Et ambition réussie. Un
jeune compositeur attend la création de son « Ariane à Naxos » chez un
richissime bourgeois de Vienne, où doit être aussi représentée le même soir
une « commedia dell’arte » Mais ordre est donné par le mécène, qui a prévu
un feu d’artifice à neuf heures pétantes, de tout jouer en même temps, les
bouffonneries de Scaramouche en même temps que les soupirs d’Ariane. Le
jeune compositeur s’arrache les cheveux, la prima donna défaille, le
perruquier fait une crise de nerfs, Scaramouche se marre et… la double
représentation tourne à la confrontation (complicité ?) de deux femmes,
l’une, la fidèle Ariane, abandonnée par Thésée et qui veut mourir de cette
trahison, l’autre, Zerbinette, amoureuse de l’amour, « toujours par coup de
foudre, jamais par caprice, et hélas ! parfois il y en avait deux… » ! Il
faudra à Ariane, pour qu’elle accepte la leçon, un dieu. Et quel dieu :
Bacchus ! Je veux dire Jonas Kaufmann. On la comprend.
Trois
rôles sublimes de femme Merveille de livret. Qu’on pourrait
jouer en pièce de théâtre. Merveille de musique, autant dans l’élégie –les
plaintes d’Ariane, d’une beauté qui renvoie aux somptueux « Quatre derniers
lieder » trente ans plus tard- que dans le marivaudage (musique de champagne
et de crème fouettée). Et trois rôles sublimes de femme, comme dans « Le
chevalier à la rose »…
Quel dommage, alors, que, du rôle travesti du
jeune compositeur fougueux et plein de rêves, Alice Coote (beau médium mais
aigus tendus et ligne de chant relâchée) fasse une sorte de Walkyrie, prête
au sacrifice, sans une once de légèreté ! Les rôles masculins, jamais
essentiels chez Strauss, sont bien, en particulier le quatuor « italien »
Brighella-Arlequin-Truffaldin-Scaramouche tenu par deux Américains (Matthew
Grills et Elliot Madore), un Irlandais (Dean Power) et un… Koweïtien (Tareq
Nazmi, qui n’est pas le moins bon) : c’est le monde lyrique devenu… monde.
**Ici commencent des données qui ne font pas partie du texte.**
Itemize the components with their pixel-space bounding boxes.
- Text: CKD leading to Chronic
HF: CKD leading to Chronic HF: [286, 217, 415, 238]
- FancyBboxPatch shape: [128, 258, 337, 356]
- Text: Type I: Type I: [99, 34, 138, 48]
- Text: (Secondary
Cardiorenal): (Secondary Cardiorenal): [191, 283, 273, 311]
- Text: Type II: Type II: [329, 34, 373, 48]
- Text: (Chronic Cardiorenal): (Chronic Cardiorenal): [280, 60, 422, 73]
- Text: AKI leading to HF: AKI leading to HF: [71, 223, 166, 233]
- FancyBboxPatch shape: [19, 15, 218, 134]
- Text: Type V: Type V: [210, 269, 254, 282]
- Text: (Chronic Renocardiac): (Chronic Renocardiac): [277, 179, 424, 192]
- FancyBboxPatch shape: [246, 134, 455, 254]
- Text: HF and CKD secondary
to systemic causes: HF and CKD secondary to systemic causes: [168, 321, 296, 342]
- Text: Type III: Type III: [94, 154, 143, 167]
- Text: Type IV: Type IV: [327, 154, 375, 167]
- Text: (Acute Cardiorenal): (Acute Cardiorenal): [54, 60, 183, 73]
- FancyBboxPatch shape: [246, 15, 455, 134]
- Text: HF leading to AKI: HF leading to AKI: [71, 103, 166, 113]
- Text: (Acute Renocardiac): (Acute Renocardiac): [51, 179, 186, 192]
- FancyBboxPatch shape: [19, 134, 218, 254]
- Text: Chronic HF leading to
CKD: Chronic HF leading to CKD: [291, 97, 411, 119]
Ovation en plein concert En Zerbinette Brenda Rae
est magnifique : dans son grand air (« Très puissante princesse… ») tout en
vocalises et virtuosité, elle fait même oublier Natalie Dessay, mêlant la
perfection vocale (et les aigus !) à un humour joyeux qui transfigure son
visage de Rossy de Palma belle : trois-quatre minutes d’ovation vont suivre,
ce qui est rarissime en plein concert.
Amber Wagner remplace la belle
Grecque Anja Harteros, partenaire habituelle de Kaufmann : de la prima donna
elle a l’humour et l’embonpoint. En Ariane, ses larges aigus, suspendus
entre ciel et terre, nous émeuvent dans l’élégie, nous touchent dans le
désespoir, avec ce contrôle du souffle qui manque à Alice Coote : une vraie
Straussienne, pour nous Français, est née ce soir.
La voix
éclatante de cuivre et d'argent de Kaufmann Enfin Kaufmann vint,
cerise sur le fraisier, dans ce dernier quart d’heure (américain ?) où le
dieu Bacchus rend Ariane à l’amour. On est légèrement inquiet, dans la
première partie, rapide, de l’air où il se félicite d’avoir échappé à la
magicienne Circé : aigus un peu difficiles, quelques notes fatiguées. Mais
la vue d’Ariane-Amber le transfigure, dans l’amour fulgurant le chant se
déploie, et sa voix éclatante, de cuivre et d’argent, redevient magnifique.
Kaufmann, qui chante autant Verdi ou Massenet que Strauss, peut-il sans
risque, d’un soir à l’autre, incarner des styles si différents? Réponse le
29 octobre avec un récital Puccini dans ce même théâtre.
On allait
oublier : une star en cache une autre. Michel Franck, le directeur du
Théâtre des Champs-Elysées, a eu du nez en engageant l’orchestre de l’Opéra
de Bavière, à la cohérence et à la réactivité très… allemande, porté (même
s’il joue trop fort) par l’incroyable écoute de son chef, Kirill Petrenko.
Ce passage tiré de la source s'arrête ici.